I have not been this in love with a book in a long while. Vadi's sentences are beautiful (you can tell that he was/is a poet) but that is not what made me fall in love. Vadi is able to show us the things that he cares deeply about, the things that shaped him and his outlook on life, his history (and ancestry) and he writes in a way where we too can connect with his experience. He pulls the veil back and lets us into some very intimate parts of his heart and human experience. Maybe it feels like a kindred spirit, the details are all different, yet the emotions are aligned.
My copy has bookmarks and notes, I will tell everyone about it, cannot wait until his next book comes out.
Perfect set of essays to read after having just moved to San Francisco. Vadi's narration -- like commutes to work with context via-a-vis the dot com boom or how he read paintings at the Getty -- captivated me, and he used turns of phrase and descriptions for places and feelings I had never read before.
this book hurt my feelings, i felt like this was dishonorable to the people whose families have resisted and fallen victim to the rise of the cost of living in california and all of its natural disasters, this was the complete opposite of a love letter to california, it’s history and it’s people’s history will be forgotten if there is more media like this in the world
An uneven, meandering collection of essays. Which I get is the point, but a bit too much stream of consciousness for my taste. The last essay/afterward, was the strongest for me.
I received an arc from the publisher but all opinions are my own.
A mixed bag of essays, with the elements focusing on the authors family and personal life vastly superior to those requiring a detailed knowledge of California geography or skateboarding techniques. If you're familiar with the latter two, you may appreciate them far more than I could.
A collection of essays that follows the author as he traces his ancestral roots through California.
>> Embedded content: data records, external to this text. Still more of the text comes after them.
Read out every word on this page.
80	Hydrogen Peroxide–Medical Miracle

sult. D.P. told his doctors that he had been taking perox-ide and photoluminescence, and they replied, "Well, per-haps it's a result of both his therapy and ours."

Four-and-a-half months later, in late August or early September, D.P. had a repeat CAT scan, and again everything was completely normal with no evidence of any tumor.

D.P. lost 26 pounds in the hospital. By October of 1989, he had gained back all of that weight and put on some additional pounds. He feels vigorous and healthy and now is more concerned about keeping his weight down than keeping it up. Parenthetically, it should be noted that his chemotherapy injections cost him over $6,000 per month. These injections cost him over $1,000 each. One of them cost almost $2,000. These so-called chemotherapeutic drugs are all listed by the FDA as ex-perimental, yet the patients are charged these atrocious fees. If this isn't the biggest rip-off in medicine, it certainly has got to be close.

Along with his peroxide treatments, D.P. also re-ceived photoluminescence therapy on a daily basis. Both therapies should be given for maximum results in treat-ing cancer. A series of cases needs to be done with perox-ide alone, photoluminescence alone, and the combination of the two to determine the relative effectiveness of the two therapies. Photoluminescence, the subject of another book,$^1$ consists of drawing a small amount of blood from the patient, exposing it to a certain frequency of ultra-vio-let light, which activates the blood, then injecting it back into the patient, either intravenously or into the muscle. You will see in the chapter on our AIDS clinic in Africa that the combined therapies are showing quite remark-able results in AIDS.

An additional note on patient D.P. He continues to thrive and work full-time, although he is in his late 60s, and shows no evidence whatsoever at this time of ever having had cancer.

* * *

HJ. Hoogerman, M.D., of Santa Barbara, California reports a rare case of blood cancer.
Vadi writes about skateboarding, gentrification, California, and family in a deeply profound way, a wonderfully talented essayist.
A really great collection of essays - heavy on capturing the VIBES, heavy on skateboarding (reminded me a lot of the documentary "Minding the Gap"), also heavy on California history.
Raised in Pomona in Southern California, Vadi uprooted himself to relocate to Oakland in the Bay Area, two outsider cities perfect for an outsider like him, an aging skater and mixed-race thinker, unsure where he belongs other than that it's got to be in California. He likes to lurk, to bear witness, whether it's to skater spots, dive bars, SF's tech transformation, Oakland's gentrification or his farmworker grandfather's journey, as he seeks to grasp "this disjointed mosaic of a state."